The authors point out that the results offer the opportunity to diagnose ALS earlier, which could allow patients to access treatments and clinical trials for which they would otherwise be ineligible due to the advanced stage of the disease.
Currently, ALS patients usually survive between two and four years after diagnosis. However, the disease is difficult to recognize, especially in the initial stages, because many of the early symptoms can be confused with other more common neurological problems. For this reason, obtaining an official diagnosis can take over a year, and patients can be subjected to unnecessary investigations and procedures.
Instead of looking for a single ALS-specific biomarker, the Michigan Medicine team developed a genetic classifier capable of identifying multiple biomarkers of the disease, with the goal of speeding up diagnosis. The tool used, called a set of genetic expression biomarkers, is currently used in oncology, for example in the diagnosis of breast cancer and the classification of tumor subtypes.
The researchers identified more than 2,500 genes that show different expression in ALS patients compared to the control group, many of which are associated with the immune system. The data was fed into an XGBoost machine learning model, trained to estimate the presence of SLA. After narrowing down the biomarker combination to sets of between 27 and 46 genes, the model predicted ALS with up to 91% accuracy.

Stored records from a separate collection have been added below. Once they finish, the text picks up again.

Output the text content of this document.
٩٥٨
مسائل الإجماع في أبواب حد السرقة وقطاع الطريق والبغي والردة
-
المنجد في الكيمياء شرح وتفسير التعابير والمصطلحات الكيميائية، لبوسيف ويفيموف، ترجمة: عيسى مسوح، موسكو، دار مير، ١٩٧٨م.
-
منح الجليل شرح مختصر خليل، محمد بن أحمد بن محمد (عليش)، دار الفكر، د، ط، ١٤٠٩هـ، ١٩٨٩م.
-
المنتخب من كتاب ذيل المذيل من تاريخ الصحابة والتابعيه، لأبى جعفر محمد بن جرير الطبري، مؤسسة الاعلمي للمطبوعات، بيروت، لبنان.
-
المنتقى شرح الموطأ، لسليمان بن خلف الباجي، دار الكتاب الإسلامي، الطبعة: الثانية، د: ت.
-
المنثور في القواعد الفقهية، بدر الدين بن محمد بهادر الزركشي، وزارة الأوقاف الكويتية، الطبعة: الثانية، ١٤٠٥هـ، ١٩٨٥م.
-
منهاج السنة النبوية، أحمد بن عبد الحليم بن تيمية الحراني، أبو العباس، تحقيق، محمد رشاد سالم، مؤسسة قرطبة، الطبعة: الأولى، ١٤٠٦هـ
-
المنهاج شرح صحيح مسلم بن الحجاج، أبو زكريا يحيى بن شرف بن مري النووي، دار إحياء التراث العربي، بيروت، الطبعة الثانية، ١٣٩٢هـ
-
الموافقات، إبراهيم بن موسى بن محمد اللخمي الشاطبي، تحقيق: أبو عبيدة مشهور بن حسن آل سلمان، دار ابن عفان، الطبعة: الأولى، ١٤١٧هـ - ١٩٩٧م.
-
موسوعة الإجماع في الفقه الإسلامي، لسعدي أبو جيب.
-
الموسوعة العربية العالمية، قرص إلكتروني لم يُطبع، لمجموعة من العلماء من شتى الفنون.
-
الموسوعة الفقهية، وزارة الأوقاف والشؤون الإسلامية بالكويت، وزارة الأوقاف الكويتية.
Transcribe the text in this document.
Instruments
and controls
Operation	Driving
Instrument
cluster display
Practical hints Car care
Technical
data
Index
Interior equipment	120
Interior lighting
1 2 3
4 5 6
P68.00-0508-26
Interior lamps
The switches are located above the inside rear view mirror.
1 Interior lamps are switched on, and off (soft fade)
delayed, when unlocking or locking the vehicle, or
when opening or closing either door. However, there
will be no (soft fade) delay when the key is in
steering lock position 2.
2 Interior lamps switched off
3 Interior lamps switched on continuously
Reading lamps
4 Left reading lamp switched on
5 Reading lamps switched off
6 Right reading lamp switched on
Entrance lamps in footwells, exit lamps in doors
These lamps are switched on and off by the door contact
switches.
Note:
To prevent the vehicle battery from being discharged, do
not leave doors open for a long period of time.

According to the authors, the model was tested both on biological samples collected from the patients included in the study and on data from other research, and obtained better results than previous methods for identifying a biomarker signature for ALS.
Later, the team developed two more sets of biomarkers, using other machine learning models, to predict survival in ALS. This time, in addition to gene expression levels, clinical information was also included, which allowed better differentiation between cases with short, intermediate and long survival.

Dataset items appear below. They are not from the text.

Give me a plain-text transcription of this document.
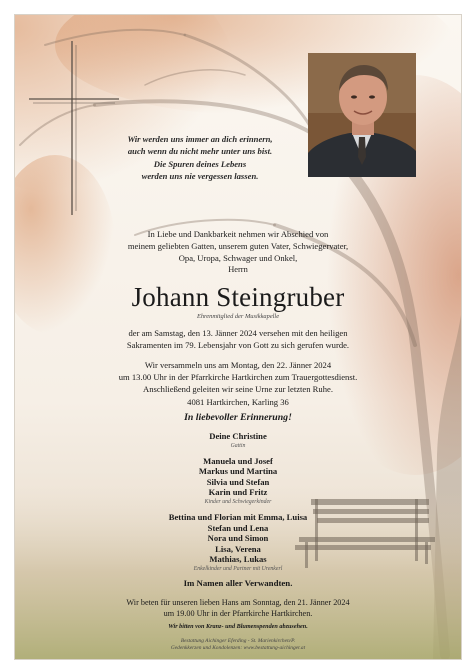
Wir werden uns immer an dich erinnern,
auch wenn du nicht mehr unter uns bist.
Die Spuren deines Lebens
werden uns nie vergessen lassen.
In Liebe und Dankbarkeit nehmen wir Abschied von
meinem geliebten Gatten, unserem guten Vater, Schwiegervater,
Opa, Uropa, Schwager und Onkel,
Herrn
Johann Steingruber
Ehrenmitglied der Musikkapelle
der am Samstag, den 13. Jänner 2024 versehen mit den heiligen
Sakramenten im 79. Lebensjahr von Gott zu sich gerufen wurde.
Wir versammeln uns am Montag, den 22. Jänner 2024
um 13.00 Uhr in der Pfarrkirche Hartkirchen zum Trauergottesdienst.
Anschließend geleiten wir seine Urne zur letzten Ruhe.
4081 Hartkirchen, Karling 36
In liebevoller Erinnerung!
Deine Christine
Gattin
Manuela und Josef
Markus und Martina
Silvia und Stefan
Karin und Fritz
Kinder und Schwiegerkinder
Bettina und Florian mit Emma, Luisa
Stefan und Lena
Nora und Simon
Lisa, Verena
Mathias, Lukas
Enkelkinder und Partner mit Urenkerl
Im Namen aller Verwandten.
Wir beten für unseren lieben Hans am Sonntag, den 21. Jänner 2024
um 19.00 Uhr in der Pfarrkirche Hartkirchen.
Wir bitten von Kranz- und Blumenspenden abzusehen.
Bestattung Aichinger Eferding - St. Marienkirchen/P.
Gedenkkerzen und Kondolenzen: www.bestattung-aichinger.at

Previous research has linked protein levels called neurofilament light chains (NfL), an indicator of neuronal damage, with disease progression, but the study authors note that NfL is also elevated in other neurodegenerative diseases, such as Alzheimer’s, Parkinson’s and multiple sclerosis, which limits its specificity.
The analysis also highlighted the existence of “specific genes” in the blood of people with ALS, which share characteristics with motor neurons in the spinal cord, those mainly affected by the disease. Using these characteristic genes, the researchers identified eight drugs with a potential therapeutic role in ALS.
Some of these drugs, such as the antipsychotic trifluoperazine and the BTK inhibitor ibrutinib, have already been investigated in previous studies as possible therapeutic options for ALS.
Currently, there is no clinically developed biomarker for ALS prognosis. The authors emphasize that further research is needed to confirm the usefulness of the model in increasing diagnostic accuracy and shortening the time to diagnosis, and to validate the results regarding potential drug targets before they can be applied in clinical practice.